The Australian losses had been appallingly heavy, partly on account of the open ground over which the advance was made, and partly from the fact that the Turks had a concealed and well fortified position. The whole of the Brigade Staff was wounded, and the casualties amongst the officers were very severe indeed. The Brigadier, Colonel M'Cay, was wounded about nine o'clock as he was returning from the trenches, having lived a charmed life for many hours as he superintended the men digging the new trenches. Lieut.-Colonel Garside, who was commanding the 7th Battalion, was killed almost at the side of Major Wells, both fine soldiers, who had showed magnificent courage. It was in this charge, too, that Lieut.-Colonel M'Nicol, of the 6th, received machine-gun wounds which nearly cost him his life. For his magnificent work he received the D.S.O. Probably half the brigade was either killed or wounded, and the Brigadier estimated his loss at 1,800, thereby reducing his command by half.

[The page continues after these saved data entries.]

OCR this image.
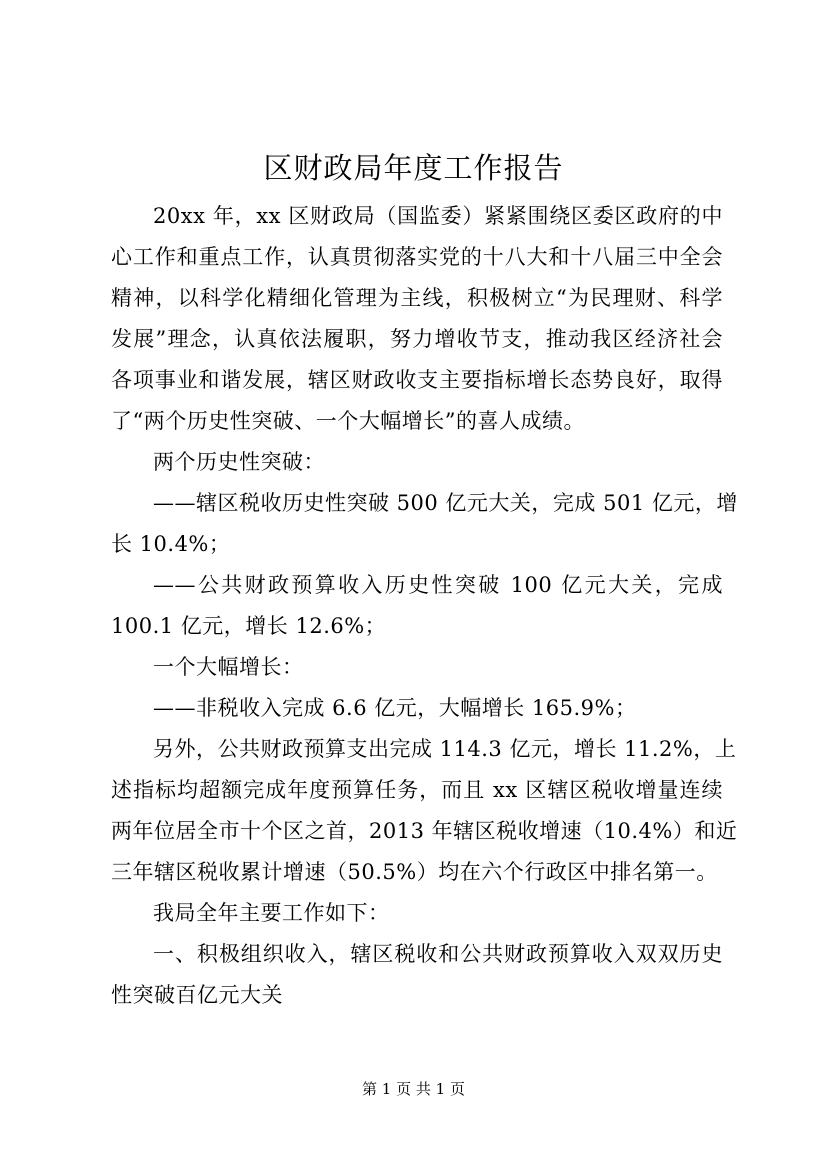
区财政局年度工作报告
20xx 年，xx 区财政局（国监委）紧紧围绕区委区政府的中
心工作和重点工作，认真贯彻落实党的十八大和十八届三中全会
精神，以科学化精细化管理为主线，积极树立“为民理财、科学
发展”理念，认真依法履职，努力增收节支，推动我区经济社会
各项事业和谐发展，辖区财政收支主要指标增长态势良好，取得
了“两个历史性突破、一个大幅增长”的喜人成绩。
两个历史性突破：
——辖区税收历史性突破 500 亿元大关，完成 501 亿元，增
长 10.4%；
——公共财政预算收入历史性突破 100 亿元大关，完成
100.1 亿元，增长 12.6%；
一个大幅增长：
——非税收入完成 6.6 亿元，大幅增长 165.9%；
另外，公共财政预算支出完成 114.3 亿元，增长 11.2%，上
述指标均超额完成年度预算任务，而且 xx 区辖区税收增量连续
两年位居全市十个区之首，2013 年辖区税收增速（10.4%）和近
三年辖区税收累计增速（50.5%）均在六个行政区中排名第一。
我局全年主要工作如下：
一、积极组织收入，辖区税收和公共财政预算收入双双历史
性突破百亿元大关
第 1 页 共 1 页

Till Monday night the removal of the wounded proceeded. Progress to the beach, 2 miles away, was painfully slow. Never, so a wounded officer told me, shall he forget the calls of the men for "water," for "help" as the stretcher-bearers and doctors, working with unsurpassed heroism, passed to and from the first dressing-station, 2 miles in the rear. Here the wounded could be placed on rough general service wagons and taken over the fearful rutted roads to the beach. Two further transfers had to take place before the men reached the hospital ship. The bitter cold of the night added to the intensity of the suffering of the men. Yet so long as they knew that they would be found the men bore their wounds and pain patiently and stoically, content in the news from the front that they had won and the Turks had fled.
On the 12th, the brigade—all that was left of it—was withdrawn from the firing-line, and on the 15th reached Anzac again, to the tired troops almost like a homecoming. They came back to a new fight, but one in which the Turks attacked, were broken, and repulsed.